Avete presente quella sensazione che si prova quando l’aereo inizia a correre velocemente finchè poi prende il volo? Un vuoto pervade lo stomaco e le dita diventano rigide attaccate al sedile, ma oltre alla paura c’è curiosità e aspettativa, e sono queste ultime che ti spingono a tenere la faccia spiaccicata al finestrino per vedere l’aereo che si alza e inizia a volare, e senza che te ne accorgi lo stomaco non è più vuoto e le dita si sono rilassate, rimane solo una cosa: un cielo meraviglioso.
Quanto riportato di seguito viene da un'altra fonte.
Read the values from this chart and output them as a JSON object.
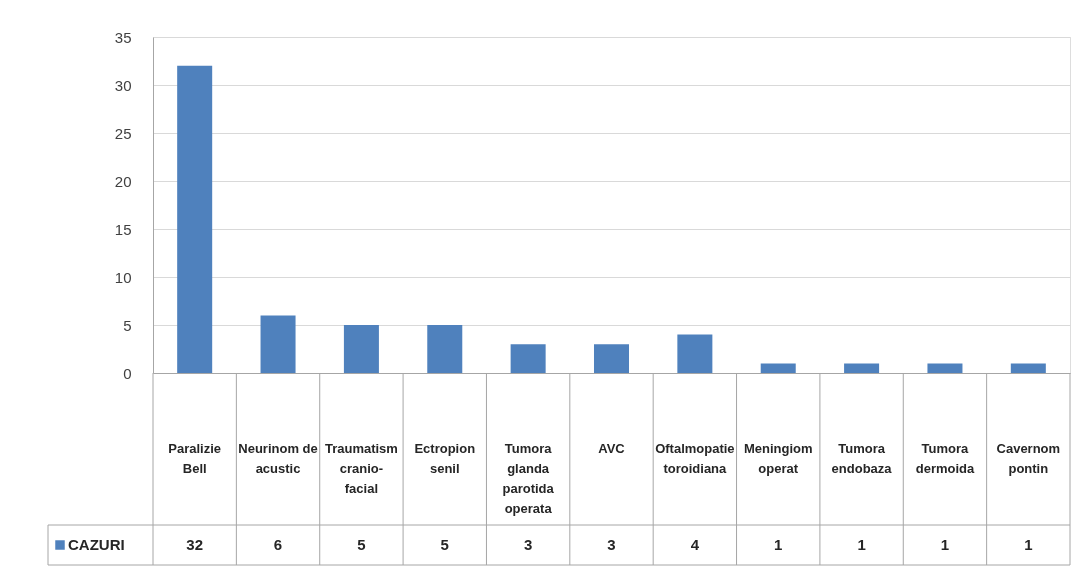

Credo che nella vita di ognuno c’è un momento in cui senti una spinta che vuole portarti ad un altro livello, che vuole spingerti non a credere di più ma a credere oltre misura, non a fidarti di più ma a fidarti oltre misura, non ad amare di più ma ad amare oltre misura. Ed è in quel momento che chi ha conosciuto davvero Dio rimane attaccato e vola con Lui, e chi non lo è rimane a terra perchè si sente più sicuro. Questo è il momento di prendere una decisione: volare e vedere Dio all’opera o rimanere a terra e vedere solo l’opera di Dio.

OBIETTIVO DI PREGHIERA

“Le cose che occhio non ha visto e che orecchio non ha udito e che non sono salite in cuor d’uomo, sono quelle che Dio ha preparato per coloro che lo amano” 1 Corinzi 2.9

Oggi la parola d’ordine è: fidati di Dio.

Fidati di Dio, ma fallo davvero. Lascia a terra tutto quello che non ti fa volare e fatti guidare completamente da Dio. Questa è la condizione per cui non solo vedrai Dio fare tutte queste cose, ma Lo vedrai mentre le fa attraverso la Tua vita.